Bill turns to walk away, but stops, looking back over his shoulder to add one more final—and brutally practical—thought. “Sean’s way is more likely to get my daughter out alive. And it’s probably going to wind up being cheaper than a trial.”

“Men!” Mom’s tears have started in earnest now. “Can you
really
not think of
any way
to do things that doesn’t involve violence? When has that ever solved anything?”

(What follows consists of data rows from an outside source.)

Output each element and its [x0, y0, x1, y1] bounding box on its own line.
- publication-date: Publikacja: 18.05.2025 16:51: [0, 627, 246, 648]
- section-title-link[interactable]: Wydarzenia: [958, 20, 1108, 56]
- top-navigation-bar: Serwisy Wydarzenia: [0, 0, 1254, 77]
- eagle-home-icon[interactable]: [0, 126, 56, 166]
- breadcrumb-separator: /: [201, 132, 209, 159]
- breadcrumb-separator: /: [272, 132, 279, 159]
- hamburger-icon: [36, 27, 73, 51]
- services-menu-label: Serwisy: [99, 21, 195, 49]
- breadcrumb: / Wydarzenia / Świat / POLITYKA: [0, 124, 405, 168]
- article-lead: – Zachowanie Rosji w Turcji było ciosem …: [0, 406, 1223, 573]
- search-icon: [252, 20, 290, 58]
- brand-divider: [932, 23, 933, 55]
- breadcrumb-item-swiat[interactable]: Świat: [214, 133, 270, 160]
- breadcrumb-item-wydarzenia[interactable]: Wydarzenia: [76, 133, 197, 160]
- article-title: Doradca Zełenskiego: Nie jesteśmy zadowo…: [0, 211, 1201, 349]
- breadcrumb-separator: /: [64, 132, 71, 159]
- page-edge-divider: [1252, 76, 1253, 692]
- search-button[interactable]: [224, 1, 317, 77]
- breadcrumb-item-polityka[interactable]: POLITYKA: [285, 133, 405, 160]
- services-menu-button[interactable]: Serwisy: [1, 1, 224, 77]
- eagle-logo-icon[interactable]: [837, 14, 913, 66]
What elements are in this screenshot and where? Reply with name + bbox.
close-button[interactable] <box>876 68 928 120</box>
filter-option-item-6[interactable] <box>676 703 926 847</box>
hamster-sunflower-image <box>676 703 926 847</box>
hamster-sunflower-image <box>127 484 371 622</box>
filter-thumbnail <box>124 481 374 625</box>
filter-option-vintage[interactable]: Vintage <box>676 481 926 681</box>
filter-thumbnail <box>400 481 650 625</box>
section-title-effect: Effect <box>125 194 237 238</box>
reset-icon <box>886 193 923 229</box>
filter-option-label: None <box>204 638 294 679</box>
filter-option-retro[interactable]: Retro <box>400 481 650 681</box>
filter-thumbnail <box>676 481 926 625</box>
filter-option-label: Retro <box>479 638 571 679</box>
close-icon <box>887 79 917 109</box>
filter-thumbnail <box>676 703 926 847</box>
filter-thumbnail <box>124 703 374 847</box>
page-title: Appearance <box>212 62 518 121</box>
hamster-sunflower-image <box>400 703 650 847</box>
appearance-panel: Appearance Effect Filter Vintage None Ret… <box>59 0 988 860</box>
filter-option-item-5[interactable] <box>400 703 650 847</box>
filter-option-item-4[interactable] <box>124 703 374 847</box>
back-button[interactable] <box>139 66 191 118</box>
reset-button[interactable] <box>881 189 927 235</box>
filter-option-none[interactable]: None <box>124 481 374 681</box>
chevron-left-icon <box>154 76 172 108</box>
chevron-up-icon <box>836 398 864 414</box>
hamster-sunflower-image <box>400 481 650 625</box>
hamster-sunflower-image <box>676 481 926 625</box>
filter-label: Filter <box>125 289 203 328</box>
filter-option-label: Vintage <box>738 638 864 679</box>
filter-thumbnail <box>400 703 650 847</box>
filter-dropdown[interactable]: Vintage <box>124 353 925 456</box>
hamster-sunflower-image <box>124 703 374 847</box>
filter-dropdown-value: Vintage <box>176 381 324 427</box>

“You should ask King George about that one, Melissa,” Bill says, in a voice like rocks grinding together. “Or the Confederacy. Maybe the Tsar would have some thoughts to share on the subject. Check with Hitler, see what his opinion is.” My mother’s husband turns back to me, clearly finished discussing other options with her. “Sean, I’ve got your old wheels out of the garage. You want to go over with me to get new tires for the Blazer? Maybe tomorrow we can take them up to the camp and put ‘em on the truck? If you’re up to it?”

“Yeah,” I say, untangling myself from Mom’s carefully fierce hug and standing carefully. “It’s gotta get done some time.” My vision blurs momentarily, and there’s a brief flash of dizziness. Not too bad, all things considered. Better than yesterday, for sure. “Let’s get it over with.”